In the 1980s, the American retirement process underwent a dramatic transformation from defined benefit plans that were paid for by employer contributions to employee contributed 401(K) plans – effectively shifting the financial responsibility of future savings from the employer to the employee. Unfortunately, employees and employers alike appear to be struggling with understanding the new responsibilities that have resulted due from this transition. Not only have we learned that employees, when left to their own devices, are unlikely to save for retirement on their own behalf; government statistics show that 53 percent of U.S.-based companies do not sponsor retirement plans. Furthermore, even when a company does offer a retirement plan to employees, the plan still fails to garner a meaningful participation rate (68 percent of eligible employees opt out).
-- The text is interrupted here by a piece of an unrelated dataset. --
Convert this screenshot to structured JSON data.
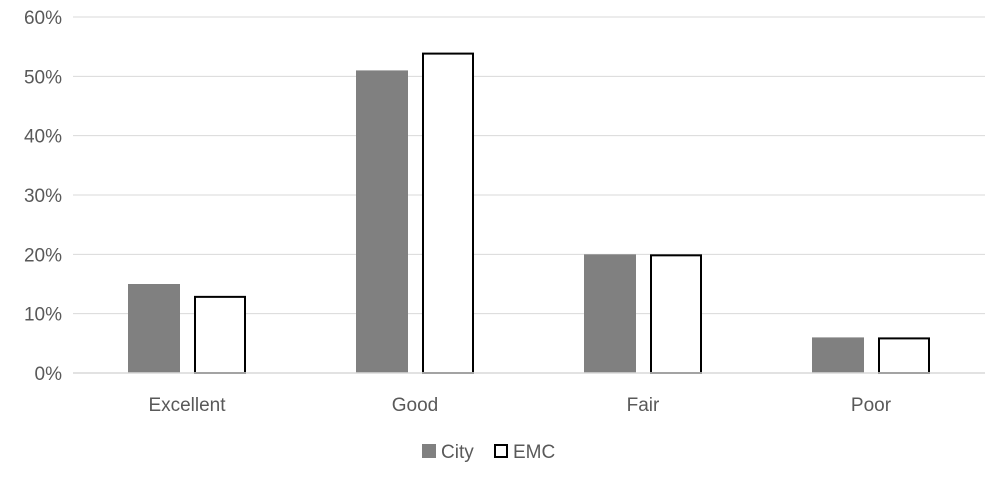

How can business owners educate employees about the importance of saving for retirement while encouraging improved participation? Start using your retirement plan document as a strategic tool that promotes a holistic approach to retirement readiness. Paul says that one way businesses can optimize the retirement plan is to embrace the science of behavioral finance with inclusion and participation. This can be done by “defaulting” employees into your company’s retirement plan while pushing longer term, voluntary investments. It may also be wise to begin offering plans with low administration costs, such as SEPs and SIMPLEs. Then, as the company becomes more profitable, you can begin utilizing more sophisticated, or qualified, retirement plans.